Matrix Multiplication

  • Matrix multiplication is an operation in mathematics where two matrices are multiplied to give a third matrix.
  • It’s not commutative; the order in which matrices are multiplied can change the result. In other words, AB ≠ BA.
  • The number of columns in the first matrix must equal the number of rows in the second matrix for multiplication to be possible.

Rules for Multiplying Matrices

  • The element in the i-th row and j-th column of the resulting matrix is given by multiplying the i-th row elements of the first matrix by the j-th column elements of the second matrix and summing them up.
  • If matrix A is of size (m x n) and matrix B is of size (n x p), then the resultant matrix C = A x B will be of size (m x p).

Matrix Multiplication Techniques

  • To multiply two matrices, take the first row of the first matrix and the first column of the second, multiply corresponding elements and sum up all those products. This sum will be the element at the first row and first column of the result matrix.
  • Continue this process with the remaining rows of the first matrix and columns of the second matrix until every row of the first matrix has been multiplied with every column of the second matrix.
  • If there’s a row in the first matrix that has as many entries as there are entries in a column of the second matrix, but the sum of the products is nonzero, the entry in the new matrix is the sum of those products.

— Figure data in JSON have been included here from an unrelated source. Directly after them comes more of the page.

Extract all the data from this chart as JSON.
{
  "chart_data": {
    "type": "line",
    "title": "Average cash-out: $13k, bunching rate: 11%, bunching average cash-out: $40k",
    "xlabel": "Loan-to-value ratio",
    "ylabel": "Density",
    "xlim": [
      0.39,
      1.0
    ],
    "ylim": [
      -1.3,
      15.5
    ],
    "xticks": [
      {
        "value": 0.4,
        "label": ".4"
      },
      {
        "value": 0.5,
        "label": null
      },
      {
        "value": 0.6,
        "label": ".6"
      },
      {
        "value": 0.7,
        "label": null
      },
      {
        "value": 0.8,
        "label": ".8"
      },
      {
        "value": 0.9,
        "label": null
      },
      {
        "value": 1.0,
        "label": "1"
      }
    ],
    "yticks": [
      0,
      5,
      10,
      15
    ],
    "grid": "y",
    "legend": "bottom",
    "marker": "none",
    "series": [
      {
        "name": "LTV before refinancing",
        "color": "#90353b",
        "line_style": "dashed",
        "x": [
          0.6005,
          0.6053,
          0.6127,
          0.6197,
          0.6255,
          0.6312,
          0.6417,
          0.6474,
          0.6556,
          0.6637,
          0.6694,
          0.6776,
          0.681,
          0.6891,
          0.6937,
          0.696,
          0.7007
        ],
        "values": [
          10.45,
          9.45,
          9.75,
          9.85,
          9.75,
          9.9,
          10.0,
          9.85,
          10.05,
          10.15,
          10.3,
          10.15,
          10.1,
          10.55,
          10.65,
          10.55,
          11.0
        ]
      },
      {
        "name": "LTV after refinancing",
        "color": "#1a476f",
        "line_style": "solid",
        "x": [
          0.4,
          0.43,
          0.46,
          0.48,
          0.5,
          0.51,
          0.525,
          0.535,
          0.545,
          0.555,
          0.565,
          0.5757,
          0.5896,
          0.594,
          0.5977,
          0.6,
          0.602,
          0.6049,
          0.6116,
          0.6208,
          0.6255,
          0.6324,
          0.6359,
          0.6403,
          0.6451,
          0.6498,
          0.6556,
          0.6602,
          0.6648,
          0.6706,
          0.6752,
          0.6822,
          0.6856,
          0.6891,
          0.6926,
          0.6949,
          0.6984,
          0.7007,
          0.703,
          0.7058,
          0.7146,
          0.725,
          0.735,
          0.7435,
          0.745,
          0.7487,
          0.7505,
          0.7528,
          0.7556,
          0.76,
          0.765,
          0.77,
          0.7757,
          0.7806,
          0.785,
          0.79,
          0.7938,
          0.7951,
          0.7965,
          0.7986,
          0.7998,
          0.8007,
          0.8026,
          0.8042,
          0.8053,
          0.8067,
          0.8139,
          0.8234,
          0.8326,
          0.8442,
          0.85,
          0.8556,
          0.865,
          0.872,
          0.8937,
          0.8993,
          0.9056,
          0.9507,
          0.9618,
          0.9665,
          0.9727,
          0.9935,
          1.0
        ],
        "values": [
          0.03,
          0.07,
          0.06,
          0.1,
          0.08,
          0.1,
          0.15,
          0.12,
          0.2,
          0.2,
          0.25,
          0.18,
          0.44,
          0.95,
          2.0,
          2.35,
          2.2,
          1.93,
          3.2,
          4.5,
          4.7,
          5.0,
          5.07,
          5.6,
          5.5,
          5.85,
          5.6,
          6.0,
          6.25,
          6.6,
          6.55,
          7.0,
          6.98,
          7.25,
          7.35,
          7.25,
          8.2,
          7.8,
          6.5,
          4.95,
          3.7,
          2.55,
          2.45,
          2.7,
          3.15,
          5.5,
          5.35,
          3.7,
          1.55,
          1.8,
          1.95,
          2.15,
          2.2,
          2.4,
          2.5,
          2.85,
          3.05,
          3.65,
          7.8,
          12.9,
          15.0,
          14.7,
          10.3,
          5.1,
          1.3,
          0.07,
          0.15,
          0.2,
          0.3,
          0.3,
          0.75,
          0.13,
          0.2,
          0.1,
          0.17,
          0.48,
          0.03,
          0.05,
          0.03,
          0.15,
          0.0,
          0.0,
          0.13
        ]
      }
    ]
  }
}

Identity Matrix and Multiplicative Identity

  • The Identity Matrix is a square matrix in which all the elements of the principal (main) diagonal are ones and all other elements are zeros.
  • When a matrix is multiplied by an Identity matrix, the result is the original matrix. Hence it’s also called the Multiplicative Identity in matrix algebra.

Zero Matrix and Multiplicative Zero

  • A matrix where all its elements are zero is called a Zero Matrix.
  • When the Zero Matrix multiplies any matrix, the product is always the Zero Matrix. Hence, it’s often referred as the Multiplicative Zero.

Applying Matrix Multiplication in Systems of Linear Equations

  • Matrix multiplication can be used to solve systems of linear equations by converting them to matrix form. This technique is known in mathematics as Matrix Algebra.